In Business Development,
most of us think you have to establish a prospect's need for your product
or service. But there's a significant hurdle that must be tackled first:
the real problem. In order to have a need, there has to be something
driving that need. Psychology teaches that people are driven either to
avoid pain or pursue pleasure. And the strongest, most basic force is
avoiding or overcoming a threat or pain. For a prospect to need a
solution, this need must be propelled by the desire to avoid or overcome
an existing problem. Most of us don't dig deep enough to find this out. We
often look for a problem and take the symptom of that problem as its
"first cause". We are unwilling to ask the probing questions, which slowly
peel away pain layers, to discover the first cause of what motivates a
person to pursue a solution.
This pain developing expertise is based on the Socratic Method.

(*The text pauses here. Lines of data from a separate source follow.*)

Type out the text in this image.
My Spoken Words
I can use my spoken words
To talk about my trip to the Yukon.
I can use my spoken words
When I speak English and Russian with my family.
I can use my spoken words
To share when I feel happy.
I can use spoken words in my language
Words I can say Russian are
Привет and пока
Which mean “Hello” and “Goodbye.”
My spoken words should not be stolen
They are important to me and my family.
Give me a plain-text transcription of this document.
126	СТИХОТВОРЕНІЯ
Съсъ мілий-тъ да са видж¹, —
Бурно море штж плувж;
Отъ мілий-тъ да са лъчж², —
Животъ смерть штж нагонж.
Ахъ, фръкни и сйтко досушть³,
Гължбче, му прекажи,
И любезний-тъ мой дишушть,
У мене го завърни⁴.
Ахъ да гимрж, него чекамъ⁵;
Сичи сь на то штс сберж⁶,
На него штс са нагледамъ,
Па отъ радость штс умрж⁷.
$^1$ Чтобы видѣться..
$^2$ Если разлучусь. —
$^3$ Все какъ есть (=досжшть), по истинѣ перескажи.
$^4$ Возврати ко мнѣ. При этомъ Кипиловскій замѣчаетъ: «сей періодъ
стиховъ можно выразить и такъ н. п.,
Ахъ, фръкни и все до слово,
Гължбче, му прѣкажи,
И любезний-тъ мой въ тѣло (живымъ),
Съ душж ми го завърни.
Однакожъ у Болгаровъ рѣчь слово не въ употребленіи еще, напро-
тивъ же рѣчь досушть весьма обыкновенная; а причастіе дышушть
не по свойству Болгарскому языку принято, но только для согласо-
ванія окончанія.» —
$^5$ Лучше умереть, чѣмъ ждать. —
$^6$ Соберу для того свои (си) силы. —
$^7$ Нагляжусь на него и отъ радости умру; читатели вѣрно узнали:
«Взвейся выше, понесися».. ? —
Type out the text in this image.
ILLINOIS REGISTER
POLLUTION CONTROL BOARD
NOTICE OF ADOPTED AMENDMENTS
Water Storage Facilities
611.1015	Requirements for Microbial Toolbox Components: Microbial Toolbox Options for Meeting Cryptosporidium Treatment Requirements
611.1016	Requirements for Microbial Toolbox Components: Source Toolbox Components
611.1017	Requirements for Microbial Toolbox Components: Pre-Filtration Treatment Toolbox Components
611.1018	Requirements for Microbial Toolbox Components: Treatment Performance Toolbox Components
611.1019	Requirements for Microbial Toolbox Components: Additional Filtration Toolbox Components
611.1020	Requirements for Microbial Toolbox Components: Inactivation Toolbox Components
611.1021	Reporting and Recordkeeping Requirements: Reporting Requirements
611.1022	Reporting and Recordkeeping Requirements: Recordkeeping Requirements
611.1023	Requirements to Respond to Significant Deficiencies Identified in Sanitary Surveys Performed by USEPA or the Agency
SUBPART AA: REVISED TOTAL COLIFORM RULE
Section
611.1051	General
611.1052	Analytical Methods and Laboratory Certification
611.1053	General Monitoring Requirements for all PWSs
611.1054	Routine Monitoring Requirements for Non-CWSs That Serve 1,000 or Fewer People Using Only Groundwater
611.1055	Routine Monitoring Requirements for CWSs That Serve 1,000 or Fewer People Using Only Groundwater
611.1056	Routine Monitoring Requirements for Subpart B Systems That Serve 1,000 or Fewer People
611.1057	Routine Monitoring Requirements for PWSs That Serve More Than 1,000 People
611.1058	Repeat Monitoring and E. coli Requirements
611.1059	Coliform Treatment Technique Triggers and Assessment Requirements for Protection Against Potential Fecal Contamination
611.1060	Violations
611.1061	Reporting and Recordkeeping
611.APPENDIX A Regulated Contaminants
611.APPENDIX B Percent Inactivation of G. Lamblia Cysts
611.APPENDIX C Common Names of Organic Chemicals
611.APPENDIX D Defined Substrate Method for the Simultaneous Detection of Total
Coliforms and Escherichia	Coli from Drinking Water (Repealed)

Socrates believed that we grow through a continual questioning of the
fundamental concepts of life: What is good? What is just? What is right?
He would claim ignorance and then lead his students through a
participatory process of questioning the "what" and "why," resulting in
understanding in a more full and fundamental manner. This questioning of
all assumptions to get to the core truth is now called the Socratic
Method. In order to get to the "first cause" of your prospect's pain, you
must use this technique, returning question for question until an
understanding of the real problem is finally revealed. Only then is it
appropriate to talk about possible solutions.